Claim 2: Machine Learning-powered precision medicine will enable identification of the best therapies for individuals rather than subgroups.
ML can identify correlations but has no way of identifying these as causal. To do that requires experimentation and/or significant contextual knowledge. Without understanding causality, we cannot know why treatments work and so cannot justify individualised predictions through anything other than a probabilistic argument.
machine learning approaches are not (currently) able to identify cause and effect, becasue causal inference is fundamentally impossible to achieve without making assumptions.
causal inference requires external contextual infoormation about the meaning of and relationships between the relevant variables in a given context.
the second more fundamental problem [is] that the majority of health states and events are so complex that we can only understand them probabilistically, and chance can never be predicted at the individual level.
This final point supports an issue that is true in a much broader context: if a process is interesting enough that we are using statistical or machine learning models to understand it, then it is almost always too complicated for us to model deterministically. This means that “individual outcomes will always be subject to chance, no matter how precisely we can describe these for groups of similar patients.”

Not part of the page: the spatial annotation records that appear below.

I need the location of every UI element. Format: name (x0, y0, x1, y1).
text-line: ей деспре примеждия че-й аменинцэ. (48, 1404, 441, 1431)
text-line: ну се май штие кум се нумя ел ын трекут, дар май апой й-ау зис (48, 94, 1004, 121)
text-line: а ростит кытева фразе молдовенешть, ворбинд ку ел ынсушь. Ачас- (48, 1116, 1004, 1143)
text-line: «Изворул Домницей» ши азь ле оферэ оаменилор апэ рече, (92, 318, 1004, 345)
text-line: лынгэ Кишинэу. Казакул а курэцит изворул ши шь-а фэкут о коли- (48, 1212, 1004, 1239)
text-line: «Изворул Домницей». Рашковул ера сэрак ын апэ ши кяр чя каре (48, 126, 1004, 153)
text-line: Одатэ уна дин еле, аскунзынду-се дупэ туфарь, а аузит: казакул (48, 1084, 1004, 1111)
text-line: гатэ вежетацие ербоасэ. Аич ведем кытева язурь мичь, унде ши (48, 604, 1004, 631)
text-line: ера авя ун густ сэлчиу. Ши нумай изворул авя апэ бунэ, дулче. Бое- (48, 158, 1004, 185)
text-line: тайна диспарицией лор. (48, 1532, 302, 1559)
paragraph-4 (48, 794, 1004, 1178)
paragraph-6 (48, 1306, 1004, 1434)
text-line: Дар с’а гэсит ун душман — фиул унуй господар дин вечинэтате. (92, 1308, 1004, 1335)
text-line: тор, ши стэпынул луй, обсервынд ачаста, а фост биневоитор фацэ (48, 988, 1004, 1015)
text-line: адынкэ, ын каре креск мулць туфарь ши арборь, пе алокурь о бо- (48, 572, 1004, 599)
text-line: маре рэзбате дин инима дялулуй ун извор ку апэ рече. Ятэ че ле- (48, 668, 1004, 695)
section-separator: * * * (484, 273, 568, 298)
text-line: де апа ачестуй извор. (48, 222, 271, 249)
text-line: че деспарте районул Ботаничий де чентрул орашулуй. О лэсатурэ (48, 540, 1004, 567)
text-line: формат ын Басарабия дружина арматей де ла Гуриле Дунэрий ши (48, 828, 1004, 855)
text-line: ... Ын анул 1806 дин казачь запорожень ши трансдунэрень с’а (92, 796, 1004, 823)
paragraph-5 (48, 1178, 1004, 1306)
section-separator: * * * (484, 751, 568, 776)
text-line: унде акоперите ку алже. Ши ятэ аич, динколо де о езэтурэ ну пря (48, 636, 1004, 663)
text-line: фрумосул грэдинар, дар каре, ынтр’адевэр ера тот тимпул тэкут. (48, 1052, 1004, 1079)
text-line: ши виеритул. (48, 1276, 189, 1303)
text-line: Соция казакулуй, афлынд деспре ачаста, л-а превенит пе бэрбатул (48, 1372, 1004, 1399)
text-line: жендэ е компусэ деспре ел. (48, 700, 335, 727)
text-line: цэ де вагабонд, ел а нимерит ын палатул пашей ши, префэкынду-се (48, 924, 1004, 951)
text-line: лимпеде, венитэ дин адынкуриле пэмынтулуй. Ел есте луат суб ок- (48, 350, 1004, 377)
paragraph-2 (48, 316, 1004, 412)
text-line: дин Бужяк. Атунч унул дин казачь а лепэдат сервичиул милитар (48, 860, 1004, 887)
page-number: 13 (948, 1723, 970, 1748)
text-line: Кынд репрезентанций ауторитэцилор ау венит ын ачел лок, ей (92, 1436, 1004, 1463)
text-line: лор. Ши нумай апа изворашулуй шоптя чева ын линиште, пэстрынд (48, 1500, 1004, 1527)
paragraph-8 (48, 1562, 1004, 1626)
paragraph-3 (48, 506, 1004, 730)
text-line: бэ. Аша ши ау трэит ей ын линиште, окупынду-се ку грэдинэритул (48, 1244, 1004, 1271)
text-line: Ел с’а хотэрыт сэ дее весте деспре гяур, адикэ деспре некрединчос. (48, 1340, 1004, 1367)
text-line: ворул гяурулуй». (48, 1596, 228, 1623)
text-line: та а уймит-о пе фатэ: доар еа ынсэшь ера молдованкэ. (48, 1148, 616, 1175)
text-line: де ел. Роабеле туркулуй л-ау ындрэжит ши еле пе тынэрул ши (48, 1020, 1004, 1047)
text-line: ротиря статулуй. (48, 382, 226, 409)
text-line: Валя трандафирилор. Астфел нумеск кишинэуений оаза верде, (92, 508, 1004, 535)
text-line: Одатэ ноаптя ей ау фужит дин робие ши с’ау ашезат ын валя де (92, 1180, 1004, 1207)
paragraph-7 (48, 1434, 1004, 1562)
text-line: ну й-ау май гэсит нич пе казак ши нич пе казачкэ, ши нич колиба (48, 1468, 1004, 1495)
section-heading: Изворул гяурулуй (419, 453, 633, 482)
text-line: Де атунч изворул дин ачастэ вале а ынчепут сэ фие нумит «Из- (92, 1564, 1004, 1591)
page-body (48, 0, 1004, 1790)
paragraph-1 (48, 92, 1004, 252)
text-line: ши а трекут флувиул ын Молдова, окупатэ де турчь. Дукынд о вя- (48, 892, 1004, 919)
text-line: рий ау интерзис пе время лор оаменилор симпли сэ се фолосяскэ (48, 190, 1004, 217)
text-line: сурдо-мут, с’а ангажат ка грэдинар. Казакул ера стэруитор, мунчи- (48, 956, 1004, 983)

Pragmatic routes to personalisation
For personalised medicine to be meaningful, we need between-subject variability in treatment responses. We need treatments to have different effects in different people and for this variate to be at least in part predictable.
Unfortuantately, in most cases this is not true and understanding what drives variation in treatment response is nontrivial. “For most health states and events, we remain unable to achieve the ostensibly much easier task of improving the average response in a group”. The standard designs in clinical trails and observational studies do not generally enable us to do this either
it might not be possible to differentiate within-individual and between-individual variation without strong assumptions that are only plausible in specific circumstances (eg, where the symptoms and participant circumstances are stable over time and the treatments have no long-term effects)
The authors echo existing calls for greater investment into confirmatory studies, rather than exploratory ones, and warn the reader of the dangers around multiple testing and underpowered study designs.
The paper concludes by suggesting stratified medicine as a more meaningful goal, which is certainly more aligned with the conditional probabilities that machine learning models are actually designed to handle.
Further reading
“Why representativeness should be avoided” by Rothman, Gallacher, and Hatch (2013) might be interesting to include when introducing propensity scores and inverse probability of treatment weightings.